Dai nonni ci stava anche l’ascensore per salire alle due corsie soppalcate che, viste dall’alto, formavano un’acca in stampatello maiuscolo. E il tratto centrale che divideva le due gambe più lunghe corrispondeva alla bocca con la rampa delle scale. Queste scendevano fino anche sotto terra per altri quattro metri dove ci si poteva perdere in un dedalo ombroso e gelido, agglutinato di celle e volti negli ovali e luci perpetue a illuminare le traiettorie dei percorsi possibili.

Al piano più alto invece un lindore altoatesino sul quale splendeva pure il sole, sebbene fosse solo quello sfilacciato d’autunno.

L’ossario: un sipario di loculi dalle dimensioni ridotte, ben curato, pulito anche per terra, colori vivaci di fiori tumidi o plastificati a ravvivare la lunga fuga prospettica delle due pareti; pareti alte, ciascuna delle due costituita da venti file di celle, foto negli ovali e luci perpetue. Qui stavano gli Sblendorio. I coniugi Sblendorio, in una fotografia in bianco e nero.

La scala semovente si afferrava dalle sue impugnature e si faceva scorrere parallela ai morti fino a quando non era in corrispondenza del proprio caro.
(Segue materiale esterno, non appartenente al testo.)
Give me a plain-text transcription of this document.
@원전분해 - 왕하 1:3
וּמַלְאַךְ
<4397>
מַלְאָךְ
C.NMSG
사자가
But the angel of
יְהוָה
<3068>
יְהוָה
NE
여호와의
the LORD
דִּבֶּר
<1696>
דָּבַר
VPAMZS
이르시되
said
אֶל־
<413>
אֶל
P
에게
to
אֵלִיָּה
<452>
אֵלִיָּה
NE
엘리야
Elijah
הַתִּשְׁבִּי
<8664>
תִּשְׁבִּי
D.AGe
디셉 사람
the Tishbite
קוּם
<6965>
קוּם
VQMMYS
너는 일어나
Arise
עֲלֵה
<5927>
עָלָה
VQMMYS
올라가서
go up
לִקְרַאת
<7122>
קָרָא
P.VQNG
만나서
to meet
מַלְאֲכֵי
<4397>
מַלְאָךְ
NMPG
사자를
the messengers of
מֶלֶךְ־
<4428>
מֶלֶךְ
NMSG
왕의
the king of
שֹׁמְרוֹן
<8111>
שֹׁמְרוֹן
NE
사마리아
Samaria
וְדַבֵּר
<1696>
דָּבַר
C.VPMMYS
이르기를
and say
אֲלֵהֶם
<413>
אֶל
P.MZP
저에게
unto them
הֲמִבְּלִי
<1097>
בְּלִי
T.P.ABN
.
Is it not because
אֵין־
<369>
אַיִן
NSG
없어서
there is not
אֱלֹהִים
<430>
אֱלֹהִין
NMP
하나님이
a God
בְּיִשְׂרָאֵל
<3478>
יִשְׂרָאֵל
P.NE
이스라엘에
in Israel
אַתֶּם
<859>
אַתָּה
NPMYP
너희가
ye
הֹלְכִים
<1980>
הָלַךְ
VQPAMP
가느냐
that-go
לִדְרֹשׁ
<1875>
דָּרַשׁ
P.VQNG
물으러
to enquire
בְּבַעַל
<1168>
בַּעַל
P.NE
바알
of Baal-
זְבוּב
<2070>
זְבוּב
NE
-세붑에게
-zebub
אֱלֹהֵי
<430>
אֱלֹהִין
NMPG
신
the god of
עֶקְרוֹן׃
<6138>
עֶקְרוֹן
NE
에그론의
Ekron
Davanti ai suoi genitori così composti e ben allineati, diversamente da come le accadeva presso suo marito Ivano, Innocenza riscopriva puntualmente quali e quante preghiere snocciolare.

Al termine delle sue orazioni, sempre rivolta ai suoi genitori, quasi invocando un loro aiuto, aggiunse questa volta qualcosa di strano, una chiosa inquietante.

“La vedite a chesse?Ce tene ‘ne brutte destine, chiamataville!”.

Che tradotto in lingua intellegibile era: “Vedete questa figlia mia? …Valutate: se ha un brutto destino, chiamatela a voi”.

Innocenza Sblendorio, impaniata nella sue vesti, la testa affiorante da un mare di pelo che ondulava al soffio di un vento demente, e Vita Maria Germinario, insabbiata in maglina fluttuante, adesso se ne stavano venendo via dal fastello di croci.

Sull’autobus che le riportava verso casa la ragazza tentava una protesta.

“La preghiera potevi farla per te.”

“Mica ho detto qualcosa di male”, diceva Innocenza, malcelando il suo stesso nome.

“Come se fossi una fallita.”

“Ti stai sbagliando, mi dispiace ma ti stai sbagliando.”

“Come se tu non fossi una fallita.” Vita lo disse squadrando la madre seduta al suo fianco, con occhi selvaggi.

“Vitina, ti sto a dire che non lo devi neanche pensare.”

“Che cosa?”

“Che io, tua madre, nientemeno!, possa dire una cosa per il male di mia figlia.”

“Ma lo dicevi per te. Perché devi dire una preghiera per gli altri? Ma guarda questa, guarda … ma stai un po’ zitta”

“Non voglio sentire più niente. E basta! … Mo’, lei deve dire a me ’stai zitta’. Ma vedi di stare tu un po’ zitta. Ma ti sei vista? È così che si viene vestiti? E i capelli, i capelli, cristomoi!, cosa aspetti ad aggiustarteli? Datti una riguardata, Vitina, che io mi vergogno a uscire con te.”

“Che poi, scusa, che differenza ti fa che sia seppellito in un posto anziché in un altro.”

“Se non sai che cosa è adeguato al nostro rango è meglio che te ne vai con la madonna.”

“Vattene tu con la madonna!”

Stava diventando una lite furiosa. Nessuna voleva smetterla di replicare: Vita Maria continuava a opporsi borbottando che non capiva, proprio non capiva, mentre Innocenza era talmente fuori di sé che se non fosse stata su un mezzo pubblico, invece di stritolarseli tra i denti gli insulti a sua figlia, le sarebbe andata sulla voce, e avrebbe ruggito lei: “Zitta! Carogna! Stai zitta, brutta carogna!!!”